Acid trips were already becoming part of the occupational hazards of CIA agents as well as army personnel specializing in biological warfare. Madness and death were combined with suspicion in those hectic days when paranoia coexisted with insanity. The American journalists Martin A. Lee and Bruce Shlain explained it in 1986 in Acid Dreams, a cult book that constitutes a deep dive into the subject; the definitive chronicle that goes beyond the scientific dimension to reach the field of social history in an era dominated by lysergic acid, at a time when protest groups were springing into action, uniting militancy and entertainment, and giving extra work to the CIA, whose agents infiltrated like lice in the hair of a youth eager to change the world.
“We want the world and we want it now,” sang Jim Morrison as the frontman for The Doors, one of the most significant bands on the California scene and whose name is taken from the title of Aldous Huxley’s essay The Doors of Perception, which in turn has its origins in a quote from William Blake, the visionary poet who wrote in 1793: “If the doors of perception were cleansed every thing would appear to man as it is, Infinite.”

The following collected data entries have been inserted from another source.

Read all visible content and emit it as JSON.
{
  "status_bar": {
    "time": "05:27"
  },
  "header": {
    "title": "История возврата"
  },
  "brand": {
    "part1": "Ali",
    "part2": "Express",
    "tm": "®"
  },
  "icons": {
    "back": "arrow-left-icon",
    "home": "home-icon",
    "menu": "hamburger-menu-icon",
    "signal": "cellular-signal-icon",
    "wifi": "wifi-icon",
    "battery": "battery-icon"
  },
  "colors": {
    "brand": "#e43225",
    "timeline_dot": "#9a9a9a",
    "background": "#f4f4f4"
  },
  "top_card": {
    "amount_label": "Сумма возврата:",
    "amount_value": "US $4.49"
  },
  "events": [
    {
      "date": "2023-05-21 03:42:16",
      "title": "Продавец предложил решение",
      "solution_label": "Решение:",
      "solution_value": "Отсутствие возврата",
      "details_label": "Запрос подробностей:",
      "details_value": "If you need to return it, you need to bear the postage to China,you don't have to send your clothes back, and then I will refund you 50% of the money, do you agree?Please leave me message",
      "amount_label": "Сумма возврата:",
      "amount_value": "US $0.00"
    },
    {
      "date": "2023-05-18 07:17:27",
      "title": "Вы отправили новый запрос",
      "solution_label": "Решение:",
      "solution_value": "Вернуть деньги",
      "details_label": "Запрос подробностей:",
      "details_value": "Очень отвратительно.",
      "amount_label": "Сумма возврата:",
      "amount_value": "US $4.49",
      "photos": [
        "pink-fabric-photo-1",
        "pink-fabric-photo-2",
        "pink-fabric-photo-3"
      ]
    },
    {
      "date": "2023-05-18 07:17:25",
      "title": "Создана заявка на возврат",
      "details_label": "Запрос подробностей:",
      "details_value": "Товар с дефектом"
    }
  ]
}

And so we come to the final moment, when the germ of destruction contained within the dynamics of the story gets ahead of the CIA sabotage and Charles Manson spills blood on the acid dream, to which we must add the events of December 6, 1969, when the Rolling Stones were performing on the Altamont stage and a young man was stabbed to death by one of the Hell’s Angels. It was the end of the psychedelic dream and the final touch was administered by the Beatles a few months later, in April 1970, when they announced their separation with a significantly named testament: Let It Be. It must be remembered that three years earlier they had published their lysergic trip: Sgt. Pepper’s.
However, disconnection from reality through psychoactive drugs continued to have its appeal [...] because the distorted perception of time and the images contained in space, as well as the alteration of the senses, is nothing new. Today, the clinical potential of these hallucinogenic properties has been tested again in patients with depression.
In the end, chance is the closest thing to an algebraic formula whose interpretation determines the order of the unforeseen. That is why chance and bad or good fortune manage to meet at the end of the path, like two parallel lines that cross in infinity. Thus, high temperatures turn humid places into favorable environments for filamentous fungi to sprout on cereals and produce mycotoxins and alkaloids. The reddish dust resulting from grinding the cereal will be hidden in the cursed flour, so that nobody will connect their madness with the consumption of dark bread, as happened in Pont-Saint-Esprit, a town in France where its inhabitants involuntarily found out about the attraction of death.